BSA Risk Assessments


Numerous banks have been the subject of public BSA enforcement actions within the past year and one common theme throughout these public, written actions was either the lack of, or deficiencies associated with, the subject bank’s BSA Risk Assessment.

There is no FinCEN or prudential agency mandatory requirement to conduct a BSA Risk Assessment but risk assessments are the second topic addressed in the BSA/AML Examination Manual. The strength of the language in the exam manual makes it easy to deduce that a comprehensive, risk-based assessment will be the focal point of a bank’s BSA examination.

The examination manual specifies that risk assessment was given its own section in order to "emphasize its the bank's design of risk-based controls." Let’s all heed the examiners strongly worded advice on this issue and follow their expectations.


The examination manual clearly states that if a bank has not completed a risk assessment on its own the issue will be discussed during the examination and the examiner will conduct their own risk assessment based on available information. The examiner will also conduct a new risk assessment if the bank’s is judged to be inadequate.
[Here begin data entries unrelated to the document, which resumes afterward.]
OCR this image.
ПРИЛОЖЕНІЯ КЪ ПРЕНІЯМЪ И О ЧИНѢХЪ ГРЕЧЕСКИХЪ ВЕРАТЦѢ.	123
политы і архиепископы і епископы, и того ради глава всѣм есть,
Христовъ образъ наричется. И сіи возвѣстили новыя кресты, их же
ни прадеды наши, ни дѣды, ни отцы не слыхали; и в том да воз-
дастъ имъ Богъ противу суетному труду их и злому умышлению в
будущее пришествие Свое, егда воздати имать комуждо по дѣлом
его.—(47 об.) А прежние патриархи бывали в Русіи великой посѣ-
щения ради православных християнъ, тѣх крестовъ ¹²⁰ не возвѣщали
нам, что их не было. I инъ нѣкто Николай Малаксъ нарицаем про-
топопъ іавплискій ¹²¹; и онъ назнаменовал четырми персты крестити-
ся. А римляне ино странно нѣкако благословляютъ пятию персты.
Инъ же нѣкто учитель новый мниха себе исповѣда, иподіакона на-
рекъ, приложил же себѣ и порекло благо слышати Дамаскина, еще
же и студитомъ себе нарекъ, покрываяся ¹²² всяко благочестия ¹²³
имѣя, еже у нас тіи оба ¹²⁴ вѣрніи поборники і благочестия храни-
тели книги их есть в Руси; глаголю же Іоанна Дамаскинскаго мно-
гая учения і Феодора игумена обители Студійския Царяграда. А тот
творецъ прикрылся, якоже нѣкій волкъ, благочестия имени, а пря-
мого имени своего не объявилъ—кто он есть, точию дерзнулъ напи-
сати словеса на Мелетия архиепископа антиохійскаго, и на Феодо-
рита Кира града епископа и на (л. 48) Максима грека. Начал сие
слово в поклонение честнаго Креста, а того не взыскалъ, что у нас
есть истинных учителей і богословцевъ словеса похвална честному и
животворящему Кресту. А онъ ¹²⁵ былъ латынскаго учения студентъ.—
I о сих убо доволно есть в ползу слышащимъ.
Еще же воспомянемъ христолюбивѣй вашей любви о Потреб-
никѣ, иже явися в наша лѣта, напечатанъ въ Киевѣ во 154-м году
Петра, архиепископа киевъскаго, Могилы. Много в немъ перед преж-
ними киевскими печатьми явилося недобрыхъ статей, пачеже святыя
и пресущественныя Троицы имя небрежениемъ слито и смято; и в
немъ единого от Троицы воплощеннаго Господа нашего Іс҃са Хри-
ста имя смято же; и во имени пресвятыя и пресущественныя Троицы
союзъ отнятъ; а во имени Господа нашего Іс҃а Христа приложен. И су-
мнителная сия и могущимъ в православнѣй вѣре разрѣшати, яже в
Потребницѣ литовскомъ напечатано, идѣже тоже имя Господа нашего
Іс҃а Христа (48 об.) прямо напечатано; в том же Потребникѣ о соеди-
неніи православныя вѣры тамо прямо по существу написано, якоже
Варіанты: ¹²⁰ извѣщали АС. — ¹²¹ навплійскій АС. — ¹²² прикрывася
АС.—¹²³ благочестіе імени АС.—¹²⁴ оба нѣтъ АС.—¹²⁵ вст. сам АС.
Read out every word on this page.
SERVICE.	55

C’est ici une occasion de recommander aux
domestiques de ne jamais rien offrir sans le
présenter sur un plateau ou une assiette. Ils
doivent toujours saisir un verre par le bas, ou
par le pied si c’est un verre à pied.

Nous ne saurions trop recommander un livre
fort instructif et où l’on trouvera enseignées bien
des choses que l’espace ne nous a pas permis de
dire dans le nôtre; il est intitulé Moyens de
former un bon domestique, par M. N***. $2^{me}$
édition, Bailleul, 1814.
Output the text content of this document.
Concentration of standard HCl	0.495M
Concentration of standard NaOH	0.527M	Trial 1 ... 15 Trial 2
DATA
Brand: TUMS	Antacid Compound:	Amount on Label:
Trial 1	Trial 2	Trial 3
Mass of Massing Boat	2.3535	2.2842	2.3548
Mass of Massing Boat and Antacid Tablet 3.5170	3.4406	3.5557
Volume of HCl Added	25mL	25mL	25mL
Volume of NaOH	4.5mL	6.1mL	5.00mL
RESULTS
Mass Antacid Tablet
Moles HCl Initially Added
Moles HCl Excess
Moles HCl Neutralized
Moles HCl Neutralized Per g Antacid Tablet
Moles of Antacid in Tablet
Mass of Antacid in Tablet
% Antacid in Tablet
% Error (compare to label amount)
Tell your own story completely by putting your best foot forward before the examiners tell it for you.

A risk assessment is the first step in determining the focus and parameters of the bank’s BSA monitoring program, determining the scope and coverage of its compliance audit program and in validating its transaction monitoring system.

Participants receive a detailed manual that serves as a valuable resource long after the conclusion of the program which will serve as a vital resource in developing or enhancing the bank's BSA risk assessment program.

Covered Topics:

  • Levels of management, business units, and appropriate staff that should be involved in the BSA risk assessment process including report distribution
  • How to identify and measure residual risks, assess and rate mitigating controls, and arrive at a final residual risk rating for segment and composite ratings
  • Determination of which products, services, customers, entities, transactions, and geographies to include within the assessment
  • Metrics necessary and timing methodology for year to year or quarterly comparison
  • Development of framework for scoping, identifying, assessing, testing, monitoring, and reporting
  • What should be documented and reported versus addressed informally

Who Should Attend?

The program is designed for BSA Officers, Compliance Officers, Risk Officers, Auditors and supporting staff members.